Bu sene 10. yılını kutlayan Türkiye’nin ilk ve tek bağımsız filmler festivali !f İstanbul dünyanın önde gelen film festivali ve sinema geliştirme kurumu Sundance ile geliştirdiği işbirliği kapsamında dört genç Türk yönetmene çok büyük bir fırsat yaratıyor.

Sundance Lab, 1981 yılında Utah’da Robert Redford tarafından kuruldu. Amacı yeni yeteneklerin risk alarak orijinal film projeleri geliştirebilecekleri ve önde gelen yazarlar ve yönetmenlerle çalışabilecekleri bir ortam yaratmaktı. Quentin Tarantino’dan Darren Aronofsky’ye, Steven Soderbergh’e, Shirin Neshat’tan Paul Thomas Anderson’a ünlü yönetmen ve senaristlerin sinema tarihine geçen projelerinin ilk adımları Sundance Lab’te atıldı.

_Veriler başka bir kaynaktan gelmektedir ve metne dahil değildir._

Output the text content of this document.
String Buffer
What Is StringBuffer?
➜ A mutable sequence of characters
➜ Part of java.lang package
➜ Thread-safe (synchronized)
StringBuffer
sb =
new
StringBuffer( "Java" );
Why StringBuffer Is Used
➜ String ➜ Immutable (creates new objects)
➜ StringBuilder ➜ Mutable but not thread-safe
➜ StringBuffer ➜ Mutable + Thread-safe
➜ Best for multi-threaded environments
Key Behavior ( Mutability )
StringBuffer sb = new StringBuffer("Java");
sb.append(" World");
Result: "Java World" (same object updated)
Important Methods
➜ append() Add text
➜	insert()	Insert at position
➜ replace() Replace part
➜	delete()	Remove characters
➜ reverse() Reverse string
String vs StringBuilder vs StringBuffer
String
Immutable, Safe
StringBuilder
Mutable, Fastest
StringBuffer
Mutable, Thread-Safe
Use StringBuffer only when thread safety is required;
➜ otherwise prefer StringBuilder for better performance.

Sundance Lab ekibi ilk defa bu yıl İstanbul’a geliyor! !f İstanbul’un 3 yıl süren çalışmalar sonucu geliştirdiği işbirliği kapsamında İstanbul’a gelecek Sundance Enstitüsü yetkilileri, Sundance Lab danışmanları ve ünlü Hollywood senaristleri Etgar Keret, Bill Wheeler ve Wesley Strick Sundance Lab’in bir benzerini İstanbul’da gerçekleştirecek.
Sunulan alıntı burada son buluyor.